Медленно стряхивая пепел, Костя молча кивнул.
— Я их туда подвозил пару раз, могу адрес показать. Только квартиру не помню. Показать?
— Не знаю, может, и пригодится. В твоем положении сейчас каждый плюс дорого стоит…
— Я ведь сам все рассказал. Скажите, а я могу рассчитывать на подписку? Я ведь не сам все это сделал, меня заставили. И сейчас я все рассказал. Меня могут отпустить?
— Трудно сказать. Не хочу тебе врать, не от меня ведь это все зависит. Сам знаешь, вопросы такие решает следователь, и не он один. Преступления-то совершены тяжкие, и вопрос об аресте в обязательном порядке ставиться будет. Ну, а уж как решат — не знаю. Сейчас многих отпускают, не то, что раньше.

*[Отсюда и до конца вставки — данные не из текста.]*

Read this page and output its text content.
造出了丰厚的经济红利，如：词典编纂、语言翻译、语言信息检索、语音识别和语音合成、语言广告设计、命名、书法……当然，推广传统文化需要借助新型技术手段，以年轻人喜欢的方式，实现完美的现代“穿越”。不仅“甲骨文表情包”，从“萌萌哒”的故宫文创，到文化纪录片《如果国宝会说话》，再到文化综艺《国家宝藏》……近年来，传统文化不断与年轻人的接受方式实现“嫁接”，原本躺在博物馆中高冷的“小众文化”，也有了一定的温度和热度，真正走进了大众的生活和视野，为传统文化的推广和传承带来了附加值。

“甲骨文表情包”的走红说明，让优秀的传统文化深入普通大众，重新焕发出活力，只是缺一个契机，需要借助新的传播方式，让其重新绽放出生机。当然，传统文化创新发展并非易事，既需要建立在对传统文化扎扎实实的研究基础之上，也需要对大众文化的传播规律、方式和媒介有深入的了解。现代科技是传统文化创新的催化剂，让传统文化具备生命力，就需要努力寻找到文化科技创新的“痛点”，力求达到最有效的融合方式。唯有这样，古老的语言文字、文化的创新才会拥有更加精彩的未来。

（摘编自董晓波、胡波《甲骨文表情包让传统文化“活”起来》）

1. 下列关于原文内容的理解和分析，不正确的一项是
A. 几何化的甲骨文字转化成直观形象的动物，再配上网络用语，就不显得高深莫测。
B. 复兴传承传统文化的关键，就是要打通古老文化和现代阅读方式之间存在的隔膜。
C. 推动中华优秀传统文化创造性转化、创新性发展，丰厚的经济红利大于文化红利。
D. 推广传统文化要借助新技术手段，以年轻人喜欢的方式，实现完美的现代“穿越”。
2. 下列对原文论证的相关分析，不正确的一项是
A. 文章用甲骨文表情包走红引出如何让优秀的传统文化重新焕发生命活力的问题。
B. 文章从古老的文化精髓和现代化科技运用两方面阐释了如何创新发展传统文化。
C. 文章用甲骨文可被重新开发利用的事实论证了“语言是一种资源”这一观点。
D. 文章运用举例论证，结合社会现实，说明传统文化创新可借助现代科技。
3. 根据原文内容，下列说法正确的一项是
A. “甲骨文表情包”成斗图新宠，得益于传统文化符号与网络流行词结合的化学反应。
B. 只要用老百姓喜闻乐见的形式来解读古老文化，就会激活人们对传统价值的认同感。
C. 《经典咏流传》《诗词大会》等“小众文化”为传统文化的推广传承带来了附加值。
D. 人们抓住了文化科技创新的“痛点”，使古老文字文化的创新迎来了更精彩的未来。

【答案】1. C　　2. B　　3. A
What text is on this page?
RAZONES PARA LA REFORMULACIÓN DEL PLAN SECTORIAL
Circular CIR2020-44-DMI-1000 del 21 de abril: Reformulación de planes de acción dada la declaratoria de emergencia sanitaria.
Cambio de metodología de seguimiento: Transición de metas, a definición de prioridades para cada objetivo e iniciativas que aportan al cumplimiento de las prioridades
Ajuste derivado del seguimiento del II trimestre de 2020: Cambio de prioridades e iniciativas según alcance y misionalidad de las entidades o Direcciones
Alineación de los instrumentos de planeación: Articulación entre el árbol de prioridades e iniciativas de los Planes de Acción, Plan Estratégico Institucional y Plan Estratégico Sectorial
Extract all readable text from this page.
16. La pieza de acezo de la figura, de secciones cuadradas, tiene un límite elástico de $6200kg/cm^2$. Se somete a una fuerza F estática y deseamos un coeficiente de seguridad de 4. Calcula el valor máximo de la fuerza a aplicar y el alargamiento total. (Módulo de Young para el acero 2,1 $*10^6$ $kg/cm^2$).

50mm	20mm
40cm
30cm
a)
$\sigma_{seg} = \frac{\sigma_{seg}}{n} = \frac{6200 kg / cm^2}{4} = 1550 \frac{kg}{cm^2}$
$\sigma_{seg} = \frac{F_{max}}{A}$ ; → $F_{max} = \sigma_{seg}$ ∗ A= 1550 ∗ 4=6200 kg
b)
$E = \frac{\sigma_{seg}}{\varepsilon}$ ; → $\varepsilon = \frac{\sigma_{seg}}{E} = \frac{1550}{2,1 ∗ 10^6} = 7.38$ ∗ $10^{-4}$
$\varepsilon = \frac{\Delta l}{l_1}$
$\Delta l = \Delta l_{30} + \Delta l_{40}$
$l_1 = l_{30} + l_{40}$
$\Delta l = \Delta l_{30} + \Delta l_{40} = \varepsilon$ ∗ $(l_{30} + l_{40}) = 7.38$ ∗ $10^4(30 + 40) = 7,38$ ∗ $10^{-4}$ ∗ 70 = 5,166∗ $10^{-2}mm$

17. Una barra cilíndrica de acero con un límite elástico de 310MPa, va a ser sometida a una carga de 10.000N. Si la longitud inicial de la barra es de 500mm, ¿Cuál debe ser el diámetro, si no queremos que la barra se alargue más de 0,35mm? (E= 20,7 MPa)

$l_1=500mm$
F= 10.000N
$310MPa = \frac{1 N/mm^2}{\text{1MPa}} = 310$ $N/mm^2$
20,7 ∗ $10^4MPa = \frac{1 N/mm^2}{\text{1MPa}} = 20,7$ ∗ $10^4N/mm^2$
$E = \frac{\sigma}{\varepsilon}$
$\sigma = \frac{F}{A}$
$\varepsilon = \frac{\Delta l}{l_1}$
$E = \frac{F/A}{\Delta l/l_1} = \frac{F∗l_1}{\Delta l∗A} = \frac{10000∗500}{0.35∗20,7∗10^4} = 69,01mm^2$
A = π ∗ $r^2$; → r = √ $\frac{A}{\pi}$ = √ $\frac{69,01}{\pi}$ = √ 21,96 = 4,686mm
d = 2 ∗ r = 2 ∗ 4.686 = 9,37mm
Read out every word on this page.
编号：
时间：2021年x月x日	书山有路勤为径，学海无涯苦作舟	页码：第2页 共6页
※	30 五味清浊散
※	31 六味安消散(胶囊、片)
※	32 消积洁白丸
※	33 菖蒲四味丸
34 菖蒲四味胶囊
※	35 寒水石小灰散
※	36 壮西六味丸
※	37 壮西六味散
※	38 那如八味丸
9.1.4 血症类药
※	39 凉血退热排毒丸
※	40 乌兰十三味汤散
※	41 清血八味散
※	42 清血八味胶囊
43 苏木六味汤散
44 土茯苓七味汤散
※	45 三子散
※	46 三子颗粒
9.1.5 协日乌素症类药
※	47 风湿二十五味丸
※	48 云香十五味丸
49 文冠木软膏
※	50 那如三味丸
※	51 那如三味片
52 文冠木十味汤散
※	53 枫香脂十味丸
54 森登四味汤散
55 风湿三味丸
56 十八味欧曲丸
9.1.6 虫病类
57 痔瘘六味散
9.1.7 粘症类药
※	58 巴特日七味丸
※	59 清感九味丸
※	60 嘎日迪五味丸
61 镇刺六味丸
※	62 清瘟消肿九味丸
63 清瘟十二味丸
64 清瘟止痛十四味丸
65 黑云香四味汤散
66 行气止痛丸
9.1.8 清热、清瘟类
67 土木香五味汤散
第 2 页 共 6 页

— А следователь кто будет, не знаете?
— Я сейчас фамилию не помню,
— Ну, а он хоть кто — мужчина или женщина?
— Думаешь, это что-то изменит? В любом случае, настраивайся лучше на то, что, как минимум, до суда тебе сидеть придется. Если отпустят — считай, повезло, и от радости никто не умирал. А если будешь на подписку рассчитывать, а тебя закроют — тут уже…
— Я понимаю. Но я все-таки надеюсь. Отец мне говорил, что сейчас почти всех, кто первый раз попался, до суда освобождают. А у меня ведь раньше ничего не было, и сейчас я все сам рассказал. Если бы за мной сегодня не приехали, я, честное слово, не смог бы дальше прятаться, так все надоело! Вы мне, наверное, не верите, но это на самом деле так. Наверное, мне это все написать надо?